Intensified by climate change, this storm has slammed into the epicenter of the U.S. petroleum industry.
The flooding is bad enough. Then you have the toxins released. Bryan Parras, as organizer for the "Beyond Dirty Fuels" campaign with the Sierra Club in Houston and co-founder of Texas Environmental Justice Advocacy Services (t.e.j.a.s.), works in the poor and working-class communities of color in Houston, where people live up against the fences of large, toxin-spewing petrochemical plants. "All of the facilities, all of the refineries went into voluntary shutdown mode. When that happens, they often have to go through the process of burning off these excess chemicals. But it is a dirty burn. So you can see actually the black smoke ... unfortunately, that adds thousands of pounds of cancer-causing chemicals to the air," he told "Democracy Now!."
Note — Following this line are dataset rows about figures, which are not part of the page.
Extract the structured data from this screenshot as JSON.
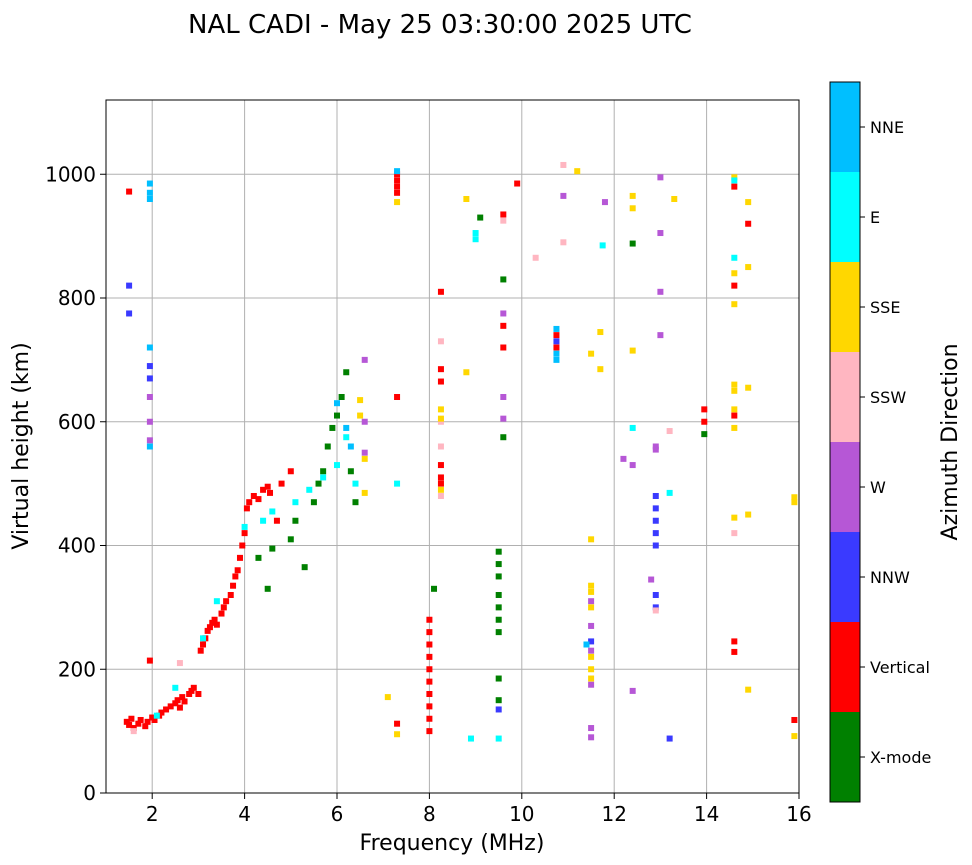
{
  "chart_data": {
    "type": "scatter",
    "title": "NAL CADI - May 25 03:30:00 2025 UTC",
    "xlabel": "Frequency (MHz)",
    "ylabel": "Virtual height (km)",
    "xlim": [
      1,
      16
    ],
    "ylim": [
      0,
      1120
    ],
    "xticks": [
      2,
      4,
      6,
      8,
      10,
      12,
      14,
      16
    ],
    "yticks": [
      0,
      200,
      400,
      600,
      800,
      1000
    ],
    "grid": true,
    "colorbar": {
      "label": "Azimuth Direction",
      "categories": [
        {
          "name": "X-mode",
          "color": "#008000"
        },
        {
          "name": "Vertical",
          "color": "#ff0000"
        },
        {
          "name": "NNW",
          "color": "#3a3aff"
        },
        {
          "name": "W",
          "color": "#b657d6"
        },
        {
          "name": "SSW",
          "color": "#ffb6c1"
        },
        {
          "name": "SSE",
          "color": "#ffd700"
        },
        {
          "name": "E",
          "color": "#00ffff"
        },
        {
          "name": "NNE",
          "color": "#00bfff"
        }
      ]
    },
    "series": [
      {
        "name": "Vertical",
        "points": [
          [
            1.45,
            115
          ],
          [
            1.5,
            110
          ],
          [
            1.55,
            120
          ],
          [
            1.6,
            105
          ],
          [
            1.7,
            112
          ],
          [
            1.75,
            118
          ],
          [
            1.85,
            108
          ],
          [
            1.9,
            115
          ],
          [
            2.0,
            122
          ],
          [
            2.05,
            118
          ],
          [
            2.15,
            125
          ],
          [
            2.2,
            130
          ],
          [
            2.3,
            135
          ],
          [
            2.4,
            140
          ],
          [
            2.5,
            145
          ],
          [
            2.55,
            150
          ],
          [
            2.6,
            138
          ],
          [
            2.65,
            155
          ],
          [
            2.7,
            148
          ],
          [
            2.8,
            160
          ],
          [
            2.85,
            165
          ],
          [
            2.9,
            170
          ],
          [
            3.0,
            160
          ],
          [
            3.05,
            230
          ],
          [
            3.1,
            240
          ],
          [
            3.15,
            250
          ],
          [
            3.2,
            262
          ],
          [
            3.25,
            268
          ],
          [
            3.3,
            275
          ],
          [
            3.35,
            280
          ],
          [
            3.4,
            272
          ],
          [
            3.5,
            290
          ],
          [
            3.55,
            300
          ],
          [
            3.6,
            310
          ],
          [
            3.7,
            320
          ],
          [
            3.75,
            335
          ],
          [
            3.8,
            350
          ],
          [
            3.85,
            360
          ],
          [
            3.9,
            380
          ],
          [
            3.95,
            400
          ],
          [
            4.0,
            420
          ],
          [
            4.05,
            460
          ],
          [
            4.1,
            470
          ],
          [
            4.2,
            480
          ],
          [
            4.3,
            475
          ],
          [
            4.4,
            490
          ],
          [
            4.5,
            495
          ],
          [
            4.55,
            485
          ],
          [
            4.7,
            440
          ],
          [
            4.8,
            500
          ],
          [
            5.0,
            520
          ],
          [
            1.5,
            972
          ],
          [
            1.95,
            214
          ],
          [
            7.3,
            980
          ],
          [
            7.3,
            990
          ],
          [
            7.3,
            1000
          ],
          [
            7.3,
            970
          ],
          [
            7.3,
            112
          ],
          [
            7.3,
            640
          ],
          [
            8.0,
            100
          ],
          [
            8.0,
            120
          ],
          [
            8.0,
            140
          ],
          [
            8.0,
            160
          ],
          [
            8.0,
            180
          ],
          [
            8.0,
            200
          ],
          [
            8.0,
            220
          ],
          [
            8.0,
            240
          ],
          [
            8.0,
            260
          ],
          [
            8.0,
            280
          ],
          [
            8.25,
            685
          ],
          [
            8.25,
            665
          ],
          [
            8.25,
            530
          ],
          [
            8.25,
            510
          ],
          [
            8.25,
            500
          ],
          [
            8.25,
            810
          ],
          [
            9.6,
            935
          ],
          [
            9.6,
            720
          ],
          [
            9.6,
            755
          ],
          [
            9.9,
            985
          ],
          [
            10.75,
            740
          ],
          [
            10.75,
            720
          ],
          [
            14.6,
            980
          ],
          [
            14.6,
            820
          ],
          [
            14.6,
            610
          ],
          [
            14.6,
            245
          ],
          [
            14.6,
            228
          ],
          [
            14.9,
            920
          ],
          [
            15.9,
            118
          ],
          [
            13.95,
            600
          ],
          [
            13.95,
            620
          ]
        ]
      },
      {
        "name": "X-mode",
        "points": [
          [
            4.3,
            380
          ],
          [
            4.5,
            330
          ],
          [
            4.6,
            395
          ],
          [
            5.0,
            410
          ],
          [
            5.1,
            440
          ],
          [
            5.3,
            365
          ],
          [
            5.5,
            470
          ],
          [
            5.6,
            500
          ],
          [
            5.7,
            520
          ],
          [
            5.8,
            560
          ],
          [
            5.9,
            590
          ],
          [
            6.0,
            610
          ],
          [
            6.1,
            640
          ],
          [
            6.2,
            680
          ],
          [
            6.3,
            520
          ],
          [
            6.4,
            470
          ],
          [
            9.5,
            150
          ],
          [
            9.5,
            185
          ],
          [
            9.5,
            260
          ],
          [
            9.5,
            280
          ],
          [
            9.5,
            300
          ],
          [
            9.5,
            320
          ],
          [
            9.5,
            350
          ],
          [
            9.5,
            370
          ],
          [
            9.5,
            390
          ],
          [
            9.6,
            575
          ],
          [
            9.6,
            830
          ],
          [
            9.1,
            930
          ],
          [
            12.4,
            888
          ],
          [
            13.95,
            580
          ],
          [
            8.1,
            330
          ]
        ]
      },
      {
        "name": "NNW",
        "points": [
          [
            1.5,
            820
          ],
          [
            1.5,
            775
          ],
          [
            1.95,
            690
          ],
          [
            1.95,
            670
          ],
          [
            12.9,
            400
          ],
          [
            12.9,
            420
          ],
          [
            12.9,
            440
          ],
          [
            12.9,
            460
          ],
          [
            12.9,
            480
          ],
          [
            12.9,
            300
          ],
          [
            12.9,
            320
          ],
          [
            13.2,
            88
          ],
          [
            11.5,
            245
          ],
          [
            9.5,
            135
          ],
          [
            10.75,
            730
          ]
        ]
      },
      {
        "name": "W",
        "points": [
          [
            1.95,
            640
          ],
          [
            1.95,
            600
          ],
          [
            1.95,
            570
          ],
          [
            6.6,
            700
          ],
          [
            6.6,
            600
          ],
          [
            6.6,
            550
          ],
          [
            9.6,
            775
          ],
          [
            9.6,
            640
          ],
          [
            9.6,
            605
          ],
          [
            10.9,
            965
          ],
          [
            11.5,
            90
          ],
          [
            11.5,
            105
          ],
          [
            11.5,
            175
          ],
          [
            11.5,
            230
          ],
          [
            11.5,
            270
          ],
          [
            11.5,
            310
          ],
          [
            11.8,
            955
          ],
          [
            12.2,
            540
          ],
          [
            12.4,
            530
          ],
          [
            12.8,
            345
          ],
          [
            13.0,
            995
          ],
          [
            13.0,
            905
          ],
          [
            13.0,
            810
          ],
          [
            13.0,
            740
          ],
          [
            12.9,
            560
          ],
          [
            12.9,
            555
          ],
          [
            12.4,
            165
          ]
        ]
      },
      {
        "name": "SSW",
        "points": [
          [
            1.6,
            100
          ],
          [
            2.6,
            210
          ],
          [
            8.25,
            730
          ],
          [
            8.25,
            600
          ],
          [
            8.25,
            560
          ],
          [
            8.25,
            480
          ],
          [
            9.6,
            925
          ],
          [
            10.3,
            865
          ],
          [
            10.9,
            1015
          ],
          [
            10.9,
            890
          ],
          [
            12.9,
            295
          ],
          [
            13.2,
            585
          ],
          [
            14.6,
            420
          ]
        ]
      },
      {
        "name": "SSE",
        "points": [
          [
            6.5,
            635
          ],
          [
            6.5,
            610
          ],
          [
            6.6,
            540
          ],
          [
            6.6,
            485
          ],
          [
            7.3,
            955
          ],
          [
            7.3,
            95
          ],
          [
            7.1,
            155
          ],
          [
            8.25,
            620
          ],
          [
            8.25,
            605
          ],
          [
            8.25,
            490
          ],
          [
            8.8,
            960
          ],
          [
            8.8,
            680
          ],
          [
            11.2,
            1005
          ],
          [
            11.5,
            710
          ],
          [
            11.5,
            410
          ],
          [
            11.5,
            325
          ],
          [
            11.5,
            335
          ],
          [
            11.5,
            300
          ],
          [
            11.5,
            220
          ],
          [
            11.5,
            200
          ],
          [
            11.5,
            185
          ],
          [
            11.7,
            745
          ],
          [
            11.7,
            685
          ],
          [
            12.4,
            965
          ],
          [
            12.4,
            945
          ],
          [
            12.4,
            715
          ],
          [
            13.3,
            960
          ],
          [
            14.6,
            995
          ],
          [
            14.6,
            840
          ],
          [
            14.6,
            790
          ],
          [
            14.6,
            660
          ],
          [
            14.6,
            650
          ],
          [
            14.6,
            620
          ],
          [
            14.6,
            590
          ],
          [
            14.6,
            445
          ],
          [
            14.9,
            955
          ],
          [
            14.9,
            850
          ],
          [
            14.9,
            655
          ],
          [
            14.9,
            450
          ],
          [
            14.9,
            167
          ],
          [
            15.9,
            470
          ],
          [
            15.9,
            478
          ],
          [
            15.9,
            92
          ]
        ]
      },
      {
        "name": "E",
        "points": [
          [
            2.1,
            125
          ],
          [
            2.5,
            170
          ],
          [
            3.1,
            250
          ],
          [
            3.4,
            310
          ],
          [
            4.0,
            430
          ],
          [
            4.4,
            440
          ],
          [
            4.6,
            455
          ],
          [
            5.1,
            470
          ],
          [
            5.4,
            490
          ],
          [
            5.7,
            510
          ],
          [
            6.0,
            530
          ],
          [
            6.2,
            575
          ],
          [
            6.4,
            500
          ],
          [
            7.3,
            500
          ],
          [
            9.0,
            905
          ],
          [
            9.0,
            895
          ],
          [
            8.9,
            88
          ],
          [
            9.5,
            88
          ],
          [
            11.75,
            885
          ],
          [
            12.4,
            590
          ],
          [
            14.6,
            865
          ],
          [
            14.6,
            990
          ],
          [
            13.2,
            485
          ]
        ]
      },
      {
        "name": "NNE",
        "points": [
          [
            1.95,
            985
          ],
          [
            1.95,
            970
          ],
          [
            1.95,
            960
          ],
          [
            1.95,
            720
          ],
          [
            1.95,
            560
          ],
          [
            6.0,
            630
          ],
          [
            6.2,
            590
          ],
          [
            6.3,
            560
          ],
          [
            7.3,
            1005
          ],
          [
            10.75,
            700
          ],
          [
            10.75,
            710
          ],
          [
            10.75,
            750
          ],
          [
            11.4,
            240
          ]
        ]
      }
    ]
  }
}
Writer and activist Naomi Klein has long made the connection between disasters and economic opportunism. A key ingredient, she says, is a compliant media. "You turn on any coverage, and you hear that word over and over again, but what you don't hear, or you hear very, very rarely, is an explanation for why the word 'unprecedented,' 'record-breaking' -- why these words have become meteorological cliches," she said on "Democracy Now!." "We hear them all the time, because we're breaking heat records year after year. We're seeing record-breaking wildfires, record-breaking droughts, record-breaking storms, because the baseline is higher."
Klein continued: "Nobody is saying that climate change caused this storm. What we're talking about are what are the superchargers of this storm, the accelerants that took what would have been a disaster, in any situation, and turned it into this human catastrophe."
That is a central tenet of climate science: You can't attribute any given weather event to climate change, but human-induced climate change is making extreme weather events stronger and more frequent, more costly, more deadly. While the people in Texas and Louisiana suffer the final days of rain and begin recovery, over 1,200 people have been killed by massive floods in Bangladesh, India and Nepal. The planet is drowning in denial. Climate change is real, and needs to be addressed.